Tuesday, December 29, 2009

More Armchair Quarterbacking

I'm with ESPN's Howard Bryant here, on the benching of Colts starters:

But here is where the entire logic of resting starters in December collapses: In the most dangerous and violent of sports, football coaches don't practice this protective strategy during the season. If Caldwell or any coach were going to rest starters at the end of the season, he should do so during the entirety of the season, following the NBA approach (it is commonplace to watch Kobe Bryant or Tim Duncan watching a fourth-quarter blowout from the bench).

Take, for example, how Caldwell handled Manning earlier this season:

• Led 31-10 in Week 3 at Arizona with 11:31 left. Manning played the whole game.

• Led 28-3 in Week 4 versus Seattle with 8:02 left in the third quarter. Manning played the whole game.

• Led 31-9 in Week 5 at Tennessee with 7:32 left and a bye week coming up. Manning played the whole game.

• Led 28-6 in Week 7 at St. Louis at the end of third quarter. Manning played the whole game.

So Caldwell coached a certain way all season long. Why, then, would Manning be more at risk on Sunday than he had been during the rest of the regular season? If the stated objective is to win the Super Bowl, wasn't Manning unnecessarily at risk on the field for the entire game in a 42-6 win over the Rams?

Taking out his starters would have made more sense under the following conditions: 1. The game was especially physical and/or dirty; 2. Weather increased the risk of injury; 3. The result of the game was no longer in doubt; or, 4. The players in question were already playing with injuries that threatened their playoff availability.

When Manning was removed, he had not been sacked nor intercepted. The Jets are a tough, physical defensive team, but Manning had completed 14 of 21 passes for 192 yards. The two teams are formal rivals, but the game itself wasn't a particularly edgy one in which a star player was at greater risk of injury due to a cheap shot or rougher play. Weather, naturally, was not a factor because the Colts play indoors. At 15-10 with five minutes left in the third, the outcome of the game was hardly assured, and Manning, who has played in 191 consecutive games -- which is to say every game of his NFL career -- is not an injury risk.

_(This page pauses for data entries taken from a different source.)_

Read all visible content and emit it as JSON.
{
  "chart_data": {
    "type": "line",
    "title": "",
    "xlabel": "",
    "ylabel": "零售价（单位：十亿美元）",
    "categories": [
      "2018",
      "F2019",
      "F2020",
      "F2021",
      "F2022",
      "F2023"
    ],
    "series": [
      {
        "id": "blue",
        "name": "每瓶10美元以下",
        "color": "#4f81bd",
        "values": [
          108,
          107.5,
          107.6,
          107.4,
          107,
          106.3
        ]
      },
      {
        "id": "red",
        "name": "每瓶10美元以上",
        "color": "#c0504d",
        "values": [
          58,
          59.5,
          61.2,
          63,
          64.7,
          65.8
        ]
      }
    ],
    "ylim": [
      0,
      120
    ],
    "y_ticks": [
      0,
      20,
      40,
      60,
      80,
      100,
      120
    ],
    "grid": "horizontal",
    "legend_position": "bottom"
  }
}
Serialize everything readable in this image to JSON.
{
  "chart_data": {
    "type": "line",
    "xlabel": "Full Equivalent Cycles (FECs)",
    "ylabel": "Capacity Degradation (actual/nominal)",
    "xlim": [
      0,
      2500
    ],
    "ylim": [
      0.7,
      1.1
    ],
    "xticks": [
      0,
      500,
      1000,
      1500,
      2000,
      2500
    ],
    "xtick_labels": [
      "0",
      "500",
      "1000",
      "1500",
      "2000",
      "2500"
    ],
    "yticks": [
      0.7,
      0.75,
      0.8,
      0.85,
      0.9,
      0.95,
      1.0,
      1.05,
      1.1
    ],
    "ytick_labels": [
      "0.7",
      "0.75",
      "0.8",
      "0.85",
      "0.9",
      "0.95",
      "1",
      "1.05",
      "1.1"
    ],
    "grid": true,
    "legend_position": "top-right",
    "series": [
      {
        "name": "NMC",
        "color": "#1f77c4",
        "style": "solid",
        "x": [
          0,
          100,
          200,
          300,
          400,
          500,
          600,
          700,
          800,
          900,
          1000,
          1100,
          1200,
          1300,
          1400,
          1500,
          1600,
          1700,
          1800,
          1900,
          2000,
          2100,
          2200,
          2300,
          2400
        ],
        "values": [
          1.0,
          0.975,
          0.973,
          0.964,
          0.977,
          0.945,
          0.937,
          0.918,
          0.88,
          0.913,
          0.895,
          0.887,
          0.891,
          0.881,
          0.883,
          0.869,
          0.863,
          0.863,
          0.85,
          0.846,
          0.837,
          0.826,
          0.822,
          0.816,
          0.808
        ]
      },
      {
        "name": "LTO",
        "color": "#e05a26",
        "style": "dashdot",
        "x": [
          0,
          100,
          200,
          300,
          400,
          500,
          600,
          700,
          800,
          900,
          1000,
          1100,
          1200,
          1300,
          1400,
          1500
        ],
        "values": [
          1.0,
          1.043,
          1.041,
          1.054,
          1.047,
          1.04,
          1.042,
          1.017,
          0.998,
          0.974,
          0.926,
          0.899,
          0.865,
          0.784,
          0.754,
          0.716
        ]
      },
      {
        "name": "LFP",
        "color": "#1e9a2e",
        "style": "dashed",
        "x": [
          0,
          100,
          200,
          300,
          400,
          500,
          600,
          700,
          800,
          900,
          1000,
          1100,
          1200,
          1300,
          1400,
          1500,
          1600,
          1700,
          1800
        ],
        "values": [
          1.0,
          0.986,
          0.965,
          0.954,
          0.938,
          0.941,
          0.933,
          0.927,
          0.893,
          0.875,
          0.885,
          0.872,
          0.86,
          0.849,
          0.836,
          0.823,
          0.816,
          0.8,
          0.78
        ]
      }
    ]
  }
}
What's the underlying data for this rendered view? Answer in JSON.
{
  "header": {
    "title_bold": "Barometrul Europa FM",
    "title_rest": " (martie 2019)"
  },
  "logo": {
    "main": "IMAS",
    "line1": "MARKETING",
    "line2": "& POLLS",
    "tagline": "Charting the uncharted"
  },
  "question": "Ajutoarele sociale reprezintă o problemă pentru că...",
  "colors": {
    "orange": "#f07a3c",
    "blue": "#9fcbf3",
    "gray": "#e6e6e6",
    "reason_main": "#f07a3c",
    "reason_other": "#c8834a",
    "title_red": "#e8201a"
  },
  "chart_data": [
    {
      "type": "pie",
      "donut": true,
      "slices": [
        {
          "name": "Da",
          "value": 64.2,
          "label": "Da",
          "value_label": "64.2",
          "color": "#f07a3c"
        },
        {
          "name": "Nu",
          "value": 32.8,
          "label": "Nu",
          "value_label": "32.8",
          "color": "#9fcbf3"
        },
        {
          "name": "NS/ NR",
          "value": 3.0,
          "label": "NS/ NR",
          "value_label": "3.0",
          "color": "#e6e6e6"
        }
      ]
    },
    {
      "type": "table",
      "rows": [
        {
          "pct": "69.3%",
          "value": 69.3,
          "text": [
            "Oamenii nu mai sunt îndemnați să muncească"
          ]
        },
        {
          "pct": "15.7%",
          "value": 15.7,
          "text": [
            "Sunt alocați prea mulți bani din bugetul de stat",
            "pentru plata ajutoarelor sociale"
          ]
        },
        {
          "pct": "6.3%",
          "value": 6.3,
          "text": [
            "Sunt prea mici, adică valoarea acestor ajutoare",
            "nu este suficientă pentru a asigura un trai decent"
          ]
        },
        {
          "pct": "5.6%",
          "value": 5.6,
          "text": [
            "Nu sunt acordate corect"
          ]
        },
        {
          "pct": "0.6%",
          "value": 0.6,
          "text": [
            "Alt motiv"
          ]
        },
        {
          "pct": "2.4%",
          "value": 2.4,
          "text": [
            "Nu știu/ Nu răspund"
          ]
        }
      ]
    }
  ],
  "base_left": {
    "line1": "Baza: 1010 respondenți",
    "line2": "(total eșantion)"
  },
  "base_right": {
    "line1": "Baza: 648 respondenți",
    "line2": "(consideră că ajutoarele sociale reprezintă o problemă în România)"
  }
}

And if injury was truly such a major consideration, why allow Manning to play at all? He could have broken his leg in the first quarter Sunday and could injure himself at Buffalo next week. In short, none of it really made sense.

I'm with Bryant when he says that Coach Caldwell created a distraction- his decision. Good coaches remove distractions. He created one, at precisely the wrong time: right before the playoffs.

None of this is to say that the Colts can't overcome. They certainly can. Overcoming 16-0 would have been a better 'problem' to deal with, though. Just because the Patriots lost the Super Bowl after going 16-0, well, post hoc; ergo, propter hoc?


Todd S. said...

Apparently I can't resist the bait.

Has Mr. Bryant ever heard of the term "nagging injuries?" Week 14 is different from weeks 3-7 due to the pounding NFL bodies take during the season. Resting at the end makes more sense than during the beginning, and Peyton Manning has indeed been listed on the Colts injury report for the last several weeks (glute).

As far as the NBA comparison, well, I'll admit to knowing very little about that league.

San Diego has already come out and said that their starters will play very little this week. It's not like the Colts are doing something "revolutionary" in the NFL.

Mike Kole said...

You're a good man. :-)

I think you and I agreed about the brass ring, and that's something the Chargers aren't chasing. They can't move up or down, and can't attain perfection, so who cares? But, if their last game is a home game, and I'm a Chargers fan living in San Diego, there's no way I buy that ticket.

I've thought about the stategy of resting players and the concept of rustiness. I'm okay with pulling linemen like Jeff Saturday. The pounding he gives and takes is brutal. I think of Mike Webster and Jim Otto when I think of NFL centers. Poor creatures. Their bodies are wreckage. Peyton Manning otoh has never missed a regular season or playoff game in his career due to injury. He wasn't at particular risk in the Jets game. His face on the sideline really tells me all I need to know about whether or not his bum was hurting such that he felt he should have been pulled from the game.

Todd S. said...

Somewhat oddly, they left Saturday in when the pulled Manning. However, there's no way in hell they're pulling Saturday and leaving Manning in. That would increase Manning's injury risk significantly.

Todd S. said...

My main point in bringing up the Chargers is that other teams see the benefit of resting starters at the end of the season while leaving them in throughout entire games earlier in the year. (I don't think the Chargers pulled Rivers during their Christmas Day blowout, but I may be mistaken.)

I'm not disputing the historical possibility. I just don't agree with Bryant's premise. If the Colts were the ONLY NFL team leaving its starters in during blowouts and them resting them later in the year, I think he'd have a point. But actually, he doesn't. (At least not a good one.)